The camera has a complicated relationship with the factual. On some level, it is as direct as any fact-collecting tool which has ever existed: tape recorders, scientific instruments, measuring cups, and so forth. Despite how irrefutable any photographer’s subjectivity is, there is no doubt that photographs have a passionate relationship with the vivid, immediate world. It is the duty of the photographer to interpret reality, to hold taut the leash of the camera, and to discriminate from the whole wealth of life; to determine what facts the camera may absorb.
But facts, alone, are boring. What interests me is the mediated moment which the camera captures: the intersection between the external and internal. The marriage of the self to the camera to what lies before it permits the objective document to evolve into a transcendental document; what is ensnared within the frame is only the fuel which the imagination can ignite. This is the interpretation of one’s psychological state: autoreportage.

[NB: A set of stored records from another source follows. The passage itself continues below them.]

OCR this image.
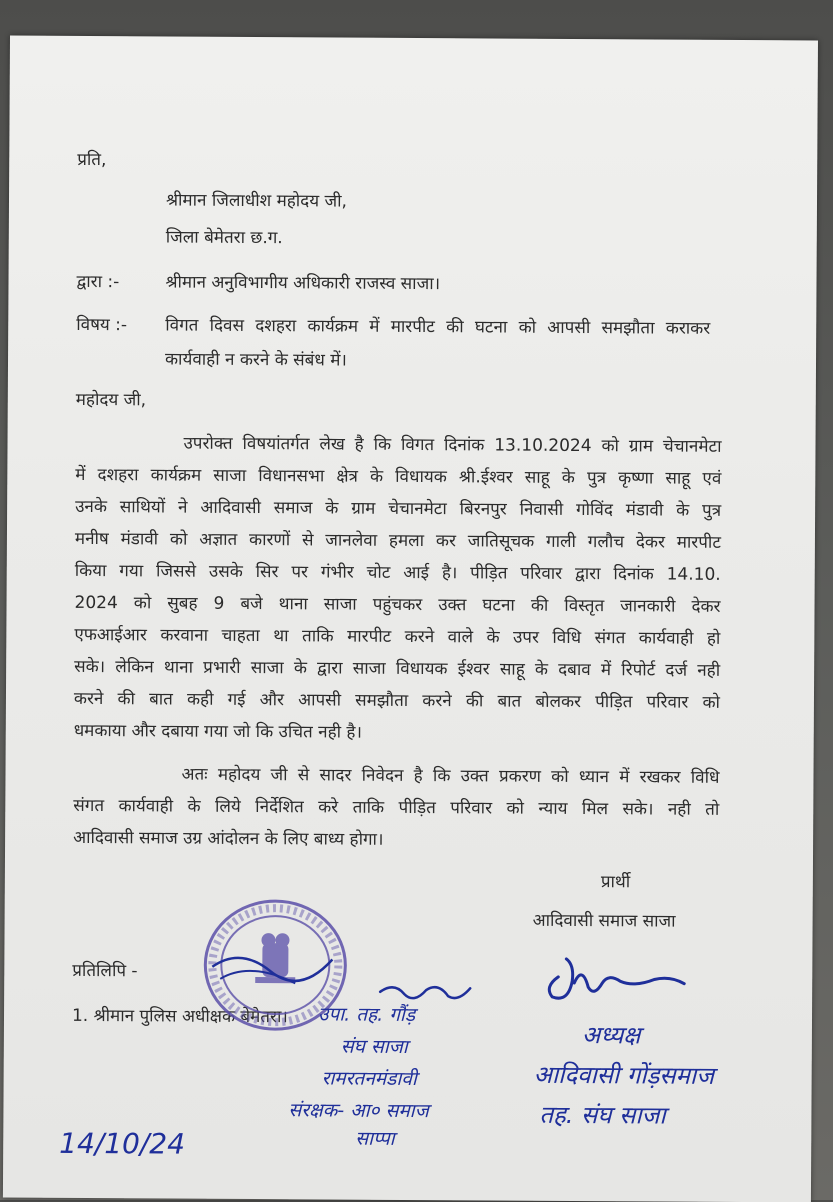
प्रति,
श्रीमान जिलाधीश महोदय जी,
जिला बेमेतरा छ.ग.
द्वारा :-	श्रीमान अनुविभागीय अधिकारी राजस्व साजा।
विषय :- विगत दिवस दशहरा कार्यक्रम में मारपीट की घटना को आपसी समझौता कराकर
कार्यवाही न करने के संबंध में।
महोदय जी,
उपरोक्त विषयांतर्गत लेख है कि विगत दिनांक 13.10.2024 को ग्राम चेचानमेटा
में दशहरा कार्यक्रम साजा विधानसभा क्षेत्र के विधायक श्री.ईश्वर साहू के पुत्र कृष्णा साहू एवं
उनके साथियों ने आदिवासी समाज के ग्राम चेचानमेटा बिरनपुर निवासी गोविंद मंडावी के पुत्र
मनीष मंडावी को अज्ञात कारणों से जानलेवा हमला कर जातिसूचक गाली गलौच देकर मारपीट
किया गया जिससे उसके सिर पर गंभीर चोट आई है। पीड़ित परिवार द्वारा दिनांक 14.10.
2024 को सुबह 9 बजे थाना साजा पहुंचकर उक्त घटना की विस्तृत जानकारी देकर
एफआईआर करवाना चाहता था ताकि मारपीट करने वाले के उपर विधि संगत कार्यवाही हो
सके। लेकिन थाना प्रभारी साजा के द्वारा साजा विधायक ईश्वर साहू के दबाव में रिपोर्ट दर्ज नही
करने की बात कही गई और आपसी समझौता करने की बात बोलकर पीड़ित परिवार को
धमकाया और दबाया गया जो कि उचित नही है।
अतः महोदय जी से सादर निवेदन है कि उक्त प्रकरण को ध्यान में रखकर विधि
संगत कार्यवाही के लिये निर्देशित करे ताकि पीड़ित परिवार को न्याय मिल सके। नही तो
आदिवासी समाज उग्र आंदोलन के लिए बाध्य होगा।
प्रार्थी
आदिवासी समाज साजा
प्रतिलिपि -
1. श्रीमान पुलिस अधीक्षक बेमेतरा। उपा. तह. गौंड़
संघ साजा
रामरतनमंडावी
संरक्षक- आ० समाज
साप्पा
अध्यक्ष
आदिवासी गोंड़समाज
तह. संघ साजा
14/10/24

The work you see was created during a dark part of my life. Panic attacks suddenly became familiar. I was becoming a stranger to myself. The sensation of depersonalization, that dreadful disassociation from reality, was quickly identified and pressed into my method. I needed a platform for expression and the visual language of photography, with its incredible fluency, proved itself to be my most potent means of communication.

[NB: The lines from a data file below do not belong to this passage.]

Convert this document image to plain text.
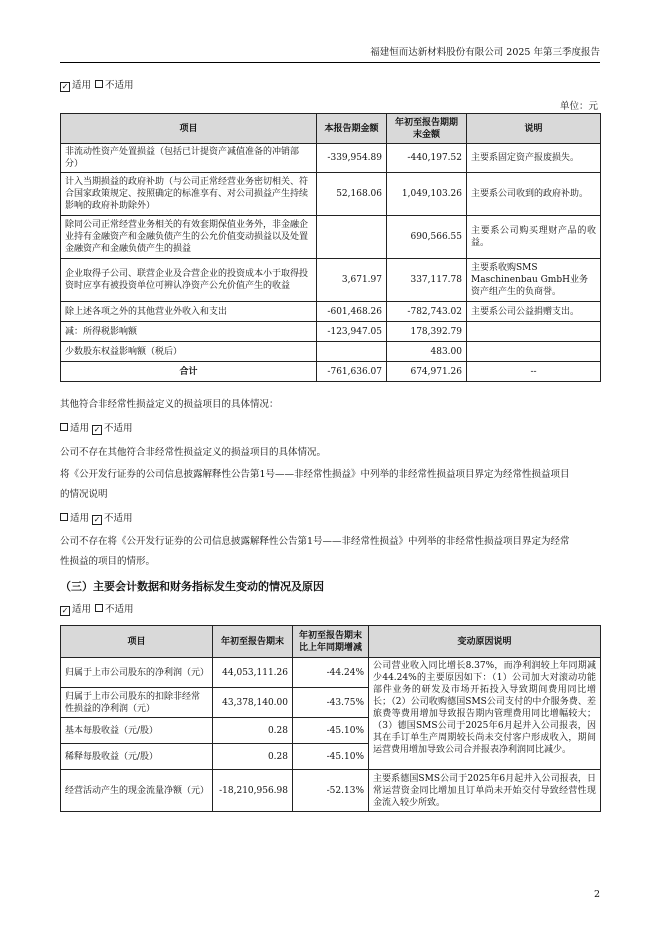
福建恒而达新材料股份有限公司 2025 年第三季度报告
✓ 适用 不适用
单位：元
项目	本报告期金额	年初至报告期期末金额	说明
非流动性资产处置损益（包括已计提资产减值准备的冲销部分）	-339,954.89	-440,197.52	主要系固定资产报废损失。
计入当期损益的政府补助（与公司正常经营业务密切相关、符合国家政策规定、按照确定的标准享有、对公司损益产生持续影响的政府补助除外）	52,168.06	1,049,103.26	主要系公司收到的政府补助。
除同公司正常经营业务相关的有效套期保值业务外，非金融企业持有金融资产和金融负债产生的公允价值变动损益以及处置金融资产和金融负债产生的损益		690,566.55	主要系公司购买理财产品的收益。
企业取得子公司、联营企业及合营企业的投资成本小于取得投资时应享有被投资单位可辨认净资产公允价值产生的收益	3,671.97	337,117.78	主要系收购SMS Maschinenbau GmbH业务资产组产生的负商誉。
除上述各项之外的其他营业外收入和支出	-601,468.26	-782,743.02	主要系公司公益捐赠支出。
减：所得税影响额	-123,947.05	178,392.79	
少数股东权益影响额（税后）		483.00	
合计	-761,636.07	674,971.26	--
其他符合非经常性损益定义的损益项目的具体情况：
适用 ✓ 不适用
公司不存在其他符合非经常性损益定义的损益项目的具体情况。
将《公开发行证券的公司信息披露解释性公告第1号——非经常性损益》中列举的非经常性损益项目界定为经常性损益项目
的情况说明
适用 ✓ 不适用
公司不存在将《公开发行证券的公司信息披露解释性公告第1号——非经常性损益》中列举的非经常性损益项目界定为经常
性损益的项目的情形。
（三）主要会计数据和财务指标发生变动的情况及原因
✓ 适用 不适用
项目	年初至报告期末	年初至报告期末比上年同期增减	变动原因说明
归属于上市公司股东的净利润（元）	44,053,111.26	-44.24%	公司营业收入同比增长8.37%，而净利润较上年同期减少44.24%的主要原因如下：（1）公司加大对滚动功能部件业务的研发及市场开拓投入导致期间费用同比增长；（2）公司收购德国SMS公司支付的中介服务费、差旅费等费用增加导致报告期内管理费用同比增幅较大；（3）德国SMS公司于2025年6月起并入公司报表，因其在手订单生产周期较长尚未交付客户形成收入，期间运营费用增加导致公司合并报表净利润同比减少。
归属于上市公司股东的扣除非经常性损益的净利润（元）	43,378,140.00	-43.75%	
基本每股收益（元/股）	0.28	-45.10%	
稀释每股收益（元/股）	0.28	-45.10%	
经营活动产生的现金流量净额（元）	-18,210,956.98	-52.13%	主要系德国SMS公司于2025年6月起并入公司报表，日常运营资金同比增加且订单尚未开始交付导致经营性现金流入较少所致。
2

I stopped trying to make “smart” pictures. Parallel lines ceased to matter, poor light was embraced, strange color casts maintained, and the morality of printing abandoned. The academic rigidness of my training as a photographer restricted my vision and the work demanded a more visceral process. A professor’s advice: “Clumsy hunger is better than expert, limited articulation.”
I began to photograph democratically, searching for both the people and things which constructed that bridge between the internal and external and treating these subjects, or objects, with equal attention. Empathy became a driving force in my work with both friends and strangers and I embraced this awareness as a means of understanding my own psyche. Although you and I do not share the same mental plane, we do share the common experience of what it means to be alive in the moment, and, although we are independent of one another, we exist together within a similitude.
These photographs are dark in their density and, when hung, staggered in their height. This is a conscious choice to express the disorientation of the dark lullaby through which I wandered. I am far more interested in how something feels rather than how it appears.